What You Need To Know

  • Newport Neighborhood Foundations builds new houses and rehabilitates old ones into affordable homes in the community

  • A new million dollar state grant will allow the foundation to build five new homes and rehabilitate two

  • These will be available to low-to-moderate income households

  • The homes will be available in about two years

It may not be Tom Guidugli’s job to pick up trash in an empty lot, but it is his job to play a part in turning the lot into an affordable house. So as he was picking up trash Thursday, he was helping to get it ready.

“They’re coming to us. They know who we are, and what we’ve been doing, what’s been going on in the community. And so it’s a safe, affordable, and energy free house. And everybody would like to have that, but we fit within the categories of your income. There’s a lot of working-class people in Newport that are looking for something like that,” Guidugli said.

Guidugli is the executive director of Neighborhood Foundations, and president of Newport Millenium Housing, both non profits which create and provide affordable housing to people in Newport.

Using money from community development block grants, they buy property like the vacant lot Guidugli was picking up trash in, and a dilapidated house on Ann Street he stood outside of.

“Nobody really wants them, because they’ve either been burnt out or they’re just vacant lots,” he said. “Yeah, this is a burnout. It’s been sitting vacant here probably about eight years. And nobody was paying the taxes, so the city foreclosed on it.”

They then build new homes, or rehabilitate existing homes, and assist people with low income to buy them. Millennium has done about 70 of these houses. Providing affordable housing is needed in Newport. Guidugli said outside of Millenium, there have only been two new constructions in the last three years in Newport.

He said their work has not only helped people, it’s made neighborhoods look a lot nicer, and other developers are following suit.

“We bought this one about three years ago. And then we finished that this summer and sold it,” he said, pointing to another house Millennium rehabilitated. “Soon as we started that, somebody bought these two houses and are rehabbing these two. So it’s been a big impact.”

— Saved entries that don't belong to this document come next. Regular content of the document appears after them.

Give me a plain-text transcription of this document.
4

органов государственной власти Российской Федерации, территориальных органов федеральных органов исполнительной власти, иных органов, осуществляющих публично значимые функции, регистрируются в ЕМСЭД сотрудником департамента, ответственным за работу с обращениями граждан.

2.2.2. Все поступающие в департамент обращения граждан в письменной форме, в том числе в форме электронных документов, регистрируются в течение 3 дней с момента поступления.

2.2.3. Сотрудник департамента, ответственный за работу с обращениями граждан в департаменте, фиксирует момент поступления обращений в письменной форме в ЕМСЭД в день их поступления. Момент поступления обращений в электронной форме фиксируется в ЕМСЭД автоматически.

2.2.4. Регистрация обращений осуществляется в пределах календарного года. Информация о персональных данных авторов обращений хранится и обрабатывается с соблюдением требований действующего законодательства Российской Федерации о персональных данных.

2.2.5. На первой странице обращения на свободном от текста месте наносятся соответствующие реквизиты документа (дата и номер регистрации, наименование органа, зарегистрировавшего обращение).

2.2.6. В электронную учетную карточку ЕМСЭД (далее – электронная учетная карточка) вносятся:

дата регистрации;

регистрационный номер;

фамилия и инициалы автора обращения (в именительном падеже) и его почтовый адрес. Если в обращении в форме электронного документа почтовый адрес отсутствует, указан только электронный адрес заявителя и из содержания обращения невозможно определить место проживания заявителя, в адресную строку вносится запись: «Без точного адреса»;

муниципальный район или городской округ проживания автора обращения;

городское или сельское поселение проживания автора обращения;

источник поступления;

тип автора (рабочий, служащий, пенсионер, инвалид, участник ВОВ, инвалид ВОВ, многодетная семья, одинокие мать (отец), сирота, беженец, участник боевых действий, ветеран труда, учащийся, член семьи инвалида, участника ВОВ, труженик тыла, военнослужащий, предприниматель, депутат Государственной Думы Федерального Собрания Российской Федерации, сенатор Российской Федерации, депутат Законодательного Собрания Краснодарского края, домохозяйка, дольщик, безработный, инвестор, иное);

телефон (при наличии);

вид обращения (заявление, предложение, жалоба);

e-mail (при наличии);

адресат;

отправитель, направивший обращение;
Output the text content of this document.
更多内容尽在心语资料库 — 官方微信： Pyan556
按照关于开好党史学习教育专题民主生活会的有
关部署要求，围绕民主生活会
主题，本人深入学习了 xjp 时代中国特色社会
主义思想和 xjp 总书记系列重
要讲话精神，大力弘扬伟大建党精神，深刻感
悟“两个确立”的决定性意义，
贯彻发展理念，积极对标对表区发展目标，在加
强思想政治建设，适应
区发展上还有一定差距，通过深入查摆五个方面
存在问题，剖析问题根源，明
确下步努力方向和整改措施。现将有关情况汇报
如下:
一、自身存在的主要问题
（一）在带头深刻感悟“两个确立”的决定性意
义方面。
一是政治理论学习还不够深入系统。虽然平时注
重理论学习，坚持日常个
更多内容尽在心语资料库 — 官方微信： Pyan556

A new grant of nearly a million dollars presented by Gov. Andy Beshear will allow the foundation to build five new homes and rehab two existing homes on the city’s west end as part of the homeownership development housing project.

It will make the homes available to low-to-moderate income households, and the housing authority will offer those households forgivable 10-year $20,000 loans toward down payments.

It’s another rung in the ladder for the housing authority, Guidugli said, which will continue to provide homes until they run out of empty lots or run-down houses.

He said the homes included in the new grant will be ready in about two years.